High moisture corn boosts Yulgilbar’s profitability

Beef Central, 30/11/2015

HARVESTING high moisture corn for feedlot use is paying off for historic northern NSW cattle operation, Yulgilbar Station, as part of its cash cropping enterprise running alongside its Santa Gertrudis commercial and stud cattle operations.

Yulgilbar was established at Baryulgil in 1840 and has been in the Myer family for more than 60 years.

The operation covers 14,000 hectares of eastern fall country on the Clarence River, with 24km of double river frontage comprising of alluvial loam fertile river flats, undulating pasture and some steep serpentine rock mountain terrain.

corn

Tooloonki division manager Chris Lahrs, Tabulam, is harvesting corn at high moisture for use as silage at the nearby Whyalla feedlot.

The beef and stud cattle operation runs 4000 head of cattle and a 1117ha cropping program to produce fodder to fill feed gaps, while the company’s Tooloonki division, located 50km north at Tabulam and purchased in 2006, produces grain for cash flow.

Summer cropping includes lucerne for hay, corn, soybean and adzuki Bean, while winter cropping includes oats for hay, grazing and seed, wheat and triticale.

Tooloonki division manager Chris Lahrs, who handles the cash-cropping side of the business, said harvesting corn at 30 percent moisture soon after black layer allowed them to get their paddocks back weeks earlier, resulting in more favourable planting windows.

With Tooloonki double and sometimes triple cropping paddocks, this has made a huge difference.

“The grain goes from the header to the truck and straight to one of the country’s largest feedlots, Wyalla, near Texas, which means no double handling or drying costs,” Mr Lahrs said.

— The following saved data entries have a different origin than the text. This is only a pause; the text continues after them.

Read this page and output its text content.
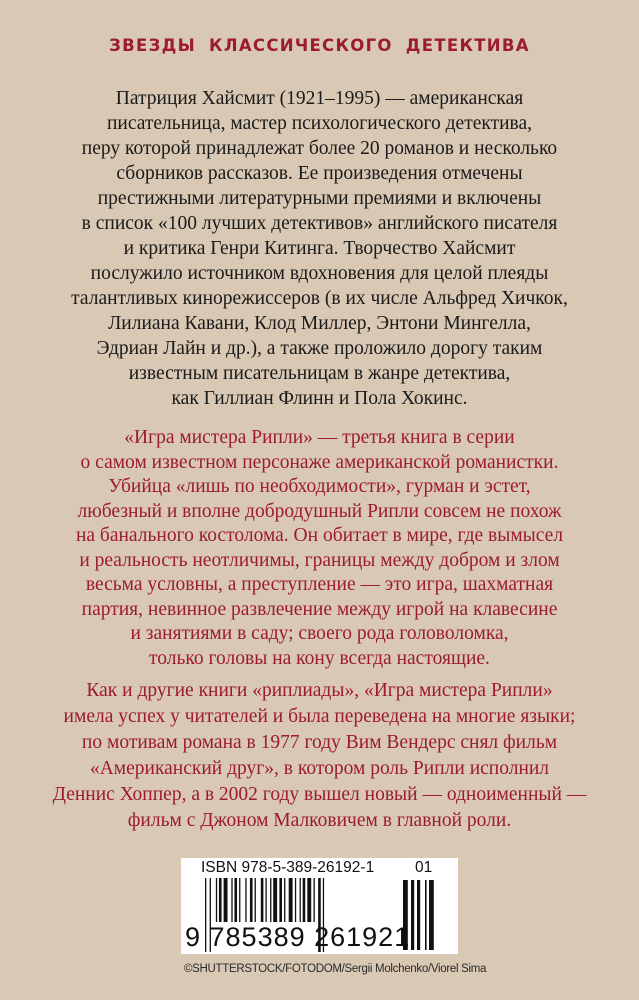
ЗВЕЗДЫ КЛАССИЧЕСКОГО ДЕТЕКТИВА
Патриция Хайсмит (1921–1995) — американская
писательница, мастер психологического детектива,
перу которой принадлежат более 20 романов и несколько
сборников рассказов. Ее произведения отмечены
престижными литературными премиями и включены
в список «100 лучших детективов» английского писателя
и критика Генри Китинга. Творчество Хайсмит
послужило источником вдохновения для целой плеяды
талантливых кинорежиссеров (в их числе Альфред Хичкок,
Лилиана Кавани, Клод Миллер, Энтони Мингелла,
Эдриан Лайн и др.), а также проложило дорогу таким
известным писательницам в жанре детектива,
как Гиллиан Флинн и Пола Хокинс.
«Игра мистера Рипли» — третья книга в серии
о самом известном персонаже американской романистки.
Убийца «лишь по необходимости», гурман и эстет,
любезный и вполне добродушный Рипли совсем не похож
на банального костолома. Он обитает в мире, где вымысел
и реальность неотличимы, границы между добром и злом
весьма условны, а преступление — это игра, шахматная
партия, невинное развлечение между игрой на клавесине
и занятиями в саду; своего рода головоломка,
только головы на кону всегда настоящие.
Как и другие книги «риплиады», «Игра мистера Рипли»
имела успех у читателей и была переведена на многие языки;
по мотивам романа в 1977 году Вим Вендерс снял фильм
«Американский друг», в котором роль Рипли исполнил
Деннис Хоппер, а в 2002 году вышел новый — одноименный —
фильм с Джоном Малковичем в главной роли.
ISBN 978-5-389-26192-1	01
9 785389 261921
©SHUTTERSTOCK/FOTODOM/Sergii Molchenko/Viorel Sima
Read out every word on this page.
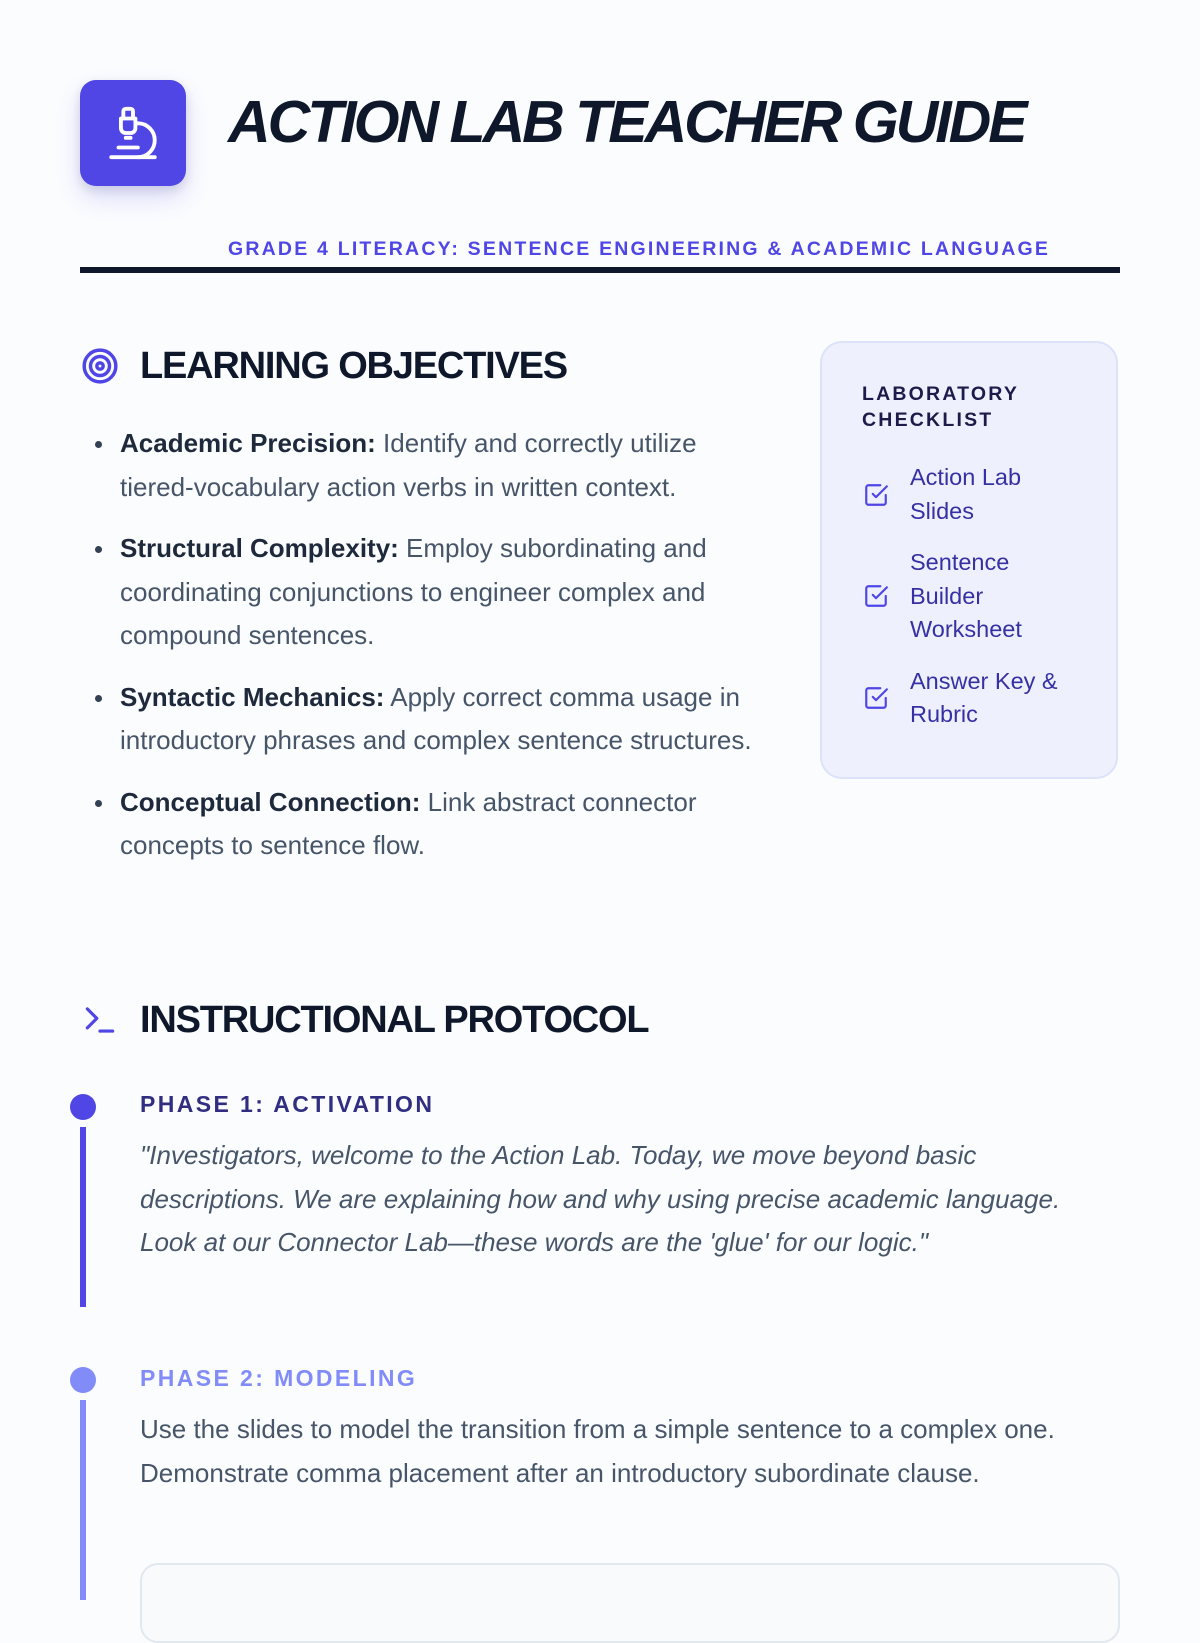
ACTION LAB TEACHER GUIDE

GRADE 4 LITERACY: SENTENCE ENGINEERING & ACADEMIC LANGUAGE

LEARNING OBJECTIVES
Academic Precision: Identify and correctly utilize tiered-vocabulary action verbs in written context.
Structural Complexity: Employ subordinating and coordinating conjunctions to engineer complex and compound sentences.
Syntactic Mechanics: Apply correct comma usage in introductory phrases and complex sentence structures.
Conceptual Connection: Link abstract connector concepts to sentence flow.
LABORATORY CHECKLIST
Action Lab Slides
Sentence Builder Worksheet
Answer Key & Rubric
INSTRUCTIONAL PROTOCOL
PHASE 1: ACTIVATION

"Investigators, welcome to the Action Lab. Today, we move beyond basic descriptions. We are explaining how and why using precise academic language. Look at our Connector Lab—these words are the 'glue' for our logic."

PHASE 2: MODELING

Use the slides to model the transition from a simple sentence to a complex one. Demonstrate comma placement after an introductory subordinate clause.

Whyalla is hoping to put down 40,000 tonnes of corn silage each year.

“With its price-to-weight ratio comparable if not better than that of the traditionally grown gritting corn, it is currently a win-win situation.”

A couple of weeks out from this year’s planting, Mr Lahrs hopes to replicate last season’s success with PAC 727 and high moisture corn that yielded 13.5t/ha.

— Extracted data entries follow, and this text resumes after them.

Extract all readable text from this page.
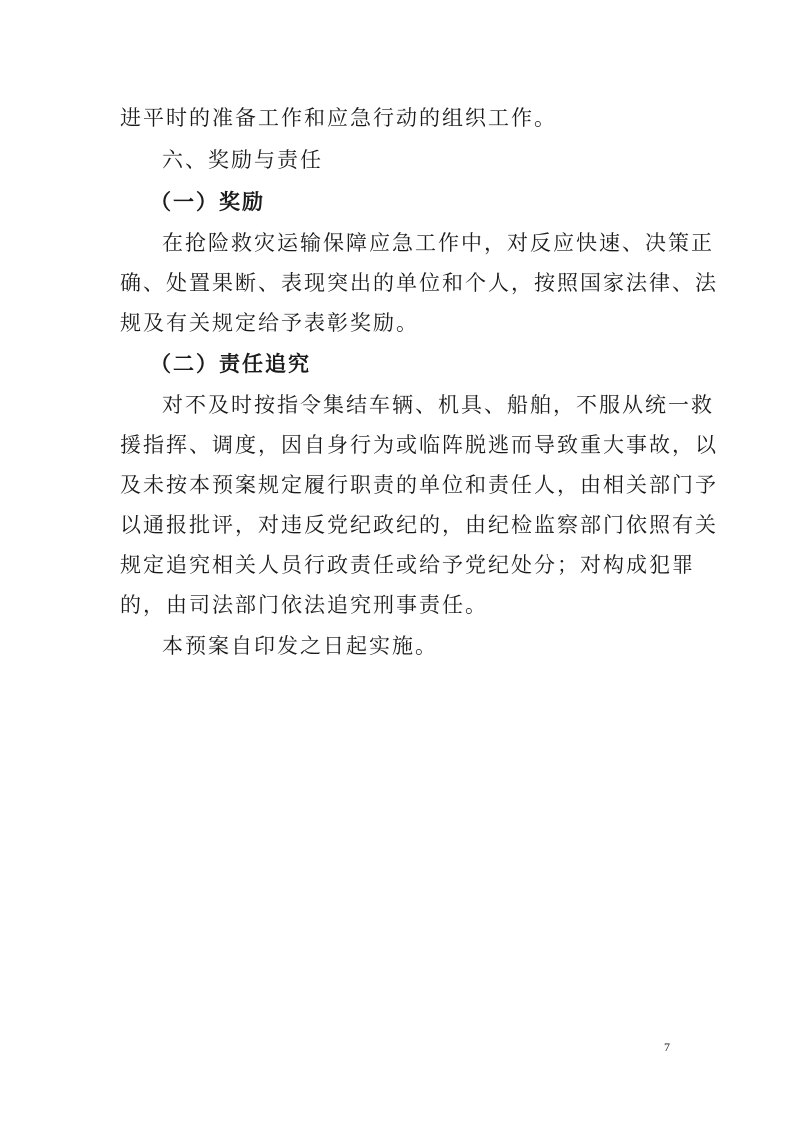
进平时的准备工作和应急行动的组织工作。
六、奖励与责任
（一）奖励
在抢险救灾运输保障应急工作中，对反应快速、决策正
确、处置果断、表现突出的单位和个人，按照国家法律、法
规及有关规定给予表彰奖励。
（二）责任追究
对不及时按指令集结车辆、机具、船舶，不服从统一救
援指挥、调度，因自身行为或临阵脱逃而导致重大事故，以
及未按本预案规定履行职责的单位和责任人，由相关部门予
以通报批评，对违反党纪政纪的，由纪检监察部门依照有关
规定追究相关人员行政责任或给予党纪处分；对构成犯罪
的，由司法部门依法追究刑事责任。
本预案自印发之日起实施。
7
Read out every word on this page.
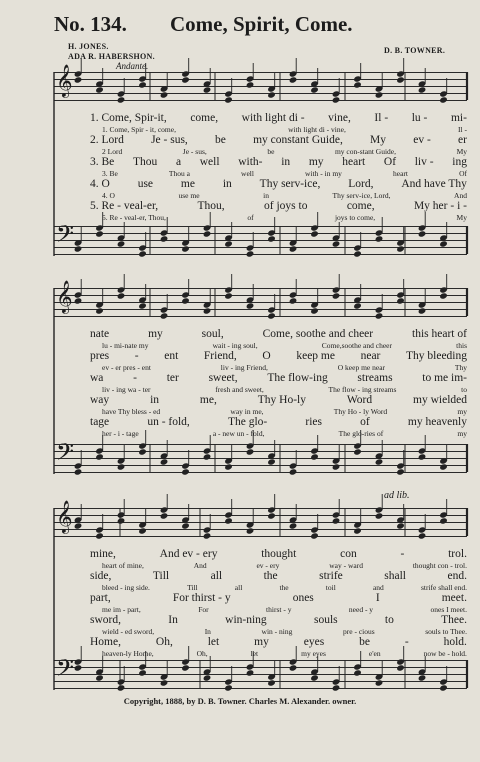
No. 134. Come, Spirit, Come.
H. JONES.
ADA R. HABERSHON.
D. B. TOWNER.
Andante.
𝄞
1. Come, Spir-it, come, with light di - vine, Il - lu - mi-
1. Come, Spir - it, come,	with light di - vine,	Il -
2. Lord Je - sus, be my constant Guide, My ev - er
2 Lord	Je - sus,	be	my con-stant Guide,	My
3. Be Thou a well with- in my heart Of liv - ing
3. Be	Thou a	well	with - in my	heart	Of
4. O use me in Thy serv-ice, Lord, And have Thy
4. O	use me	in	Thy serv-ice, Lord,	And
5. Re - veal-er,	Thou,	of joys to	come,	My her - i -
5. Re - veal-er, Thou,	of	joys to come,	My
𝄢
𝄞
nate	my	soul,	Come, soothe and cheer	this heart of
lu - mi-nate my	wait - ing soul,	Come,soothe and cheer	this
pres - ent Friend, O keep me near Thy bleeding
ev - er pres - ent	liv - ing Friend,	O keep me near	Thy
wa	-	ter	sweet,	The flow-ing	streams	to me im-
liv - ing wa - ter	fresh and sweet,	The flow - ing streams	to
way	in	me,	Thy Ho-ly	Word	my wielded
have Thy bless - ed	way in me,	Thy Ho - ly Word	my
tage	un - fold,	The glo-	ries	of	my heavenly
her - i - tage	a - new un - fold,	The glo-ries of	my
𝄢
ad lib.
𝄞
mine,	And ev - ery	thought	con	-	trol.
heart of mine,	And	ev - ery	way - ward	thought con - trol.
side,	Till	all	the	strife	shall	end.
bleed - ing side.	Till	all	the	toil	and	strife shall end.
part,	For thirst - y	ones	I	meet.
me im - part,	For	thirst - y	need - y	ones I meet.
sword,	In	win-ning	souls	to	Thee.
wield - ed sword,	In	win - ning	pre - cious	souls to Thee.
Home,	Oh,	let	my	eyes	be	-	hold.
heaven-ly Home,	Oh,	let	my eyes	e'en	now be - hold.
𝄢
Copyright, 1888, by D. B. Towner. Charles M. Alexander. owner.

“Corn is a good fit for Tooloonki, with its proximity to markets good rainfall and alluvial soils on the Clarence River allowing us to produce a large quantity each season,” he said.

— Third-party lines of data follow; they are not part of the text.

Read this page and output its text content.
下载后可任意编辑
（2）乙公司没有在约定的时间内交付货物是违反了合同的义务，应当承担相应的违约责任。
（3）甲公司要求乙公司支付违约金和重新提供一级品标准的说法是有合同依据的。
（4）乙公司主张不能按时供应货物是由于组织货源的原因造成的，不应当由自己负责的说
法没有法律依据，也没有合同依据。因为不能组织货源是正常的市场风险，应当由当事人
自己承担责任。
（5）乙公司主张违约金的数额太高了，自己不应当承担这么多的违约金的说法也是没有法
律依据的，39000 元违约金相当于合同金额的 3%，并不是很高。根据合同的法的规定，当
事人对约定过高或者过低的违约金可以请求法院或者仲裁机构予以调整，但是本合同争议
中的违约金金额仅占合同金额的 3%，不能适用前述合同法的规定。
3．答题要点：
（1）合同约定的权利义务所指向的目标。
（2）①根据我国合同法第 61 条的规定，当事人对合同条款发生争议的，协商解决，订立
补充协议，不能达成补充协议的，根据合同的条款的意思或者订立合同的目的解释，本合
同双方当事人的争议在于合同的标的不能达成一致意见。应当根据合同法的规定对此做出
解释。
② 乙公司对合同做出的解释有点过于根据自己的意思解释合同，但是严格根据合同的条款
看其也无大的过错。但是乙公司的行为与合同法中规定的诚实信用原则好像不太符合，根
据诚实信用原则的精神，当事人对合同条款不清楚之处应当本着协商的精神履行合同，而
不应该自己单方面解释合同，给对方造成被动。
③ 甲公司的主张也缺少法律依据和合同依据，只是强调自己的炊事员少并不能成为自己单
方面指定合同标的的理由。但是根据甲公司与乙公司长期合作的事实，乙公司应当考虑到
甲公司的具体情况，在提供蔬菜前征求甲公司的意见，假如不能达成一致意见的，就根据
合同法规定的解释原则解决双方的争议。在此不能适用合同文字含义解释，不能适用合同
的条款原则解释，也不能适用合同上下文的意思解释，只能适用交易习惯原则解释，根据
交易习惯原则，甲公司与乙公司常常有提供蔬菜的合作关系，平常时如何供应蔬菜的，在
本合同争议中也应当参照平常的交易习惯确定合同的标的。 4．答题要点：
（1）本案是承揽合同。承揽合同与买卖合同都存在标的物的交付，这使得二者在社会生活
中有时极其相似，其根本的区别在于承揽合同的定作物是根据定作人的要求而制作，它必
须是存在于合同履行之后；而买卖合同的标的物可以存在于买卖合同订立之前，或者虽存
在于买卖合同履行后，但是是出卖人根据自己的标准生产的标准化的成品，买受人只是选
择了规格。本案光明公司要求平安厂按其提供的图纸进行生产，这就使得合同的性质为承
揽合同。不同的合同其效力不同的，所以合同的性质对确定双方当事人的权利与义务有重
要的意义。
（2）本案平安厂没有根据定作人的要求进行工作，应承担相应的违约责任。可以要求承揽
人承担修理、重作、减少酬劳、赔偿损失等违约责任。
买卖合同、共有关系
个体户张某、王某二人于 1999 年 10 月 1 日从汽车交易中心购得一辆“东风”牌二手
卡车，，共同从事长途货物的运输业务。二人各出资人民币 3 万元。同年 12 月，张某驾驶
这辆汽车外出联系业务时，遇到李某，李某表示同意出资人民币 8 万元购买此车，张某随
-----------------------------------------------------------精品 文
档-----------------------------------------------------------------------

“We plant dryland on the back of rain with December storms and generally get good follow up rain in January and February.”

Tooloonki is using new Imidazolinone tolerant (IT) variety PAC 727IT on their second planting this year due the crop following the use of Spinnaker in the pre-emergent spray on the spring Adzuki beans.

This would normally mean putting the paddock back to beans, but the PAC 727IT variety allows them to grow corn with no residue effect.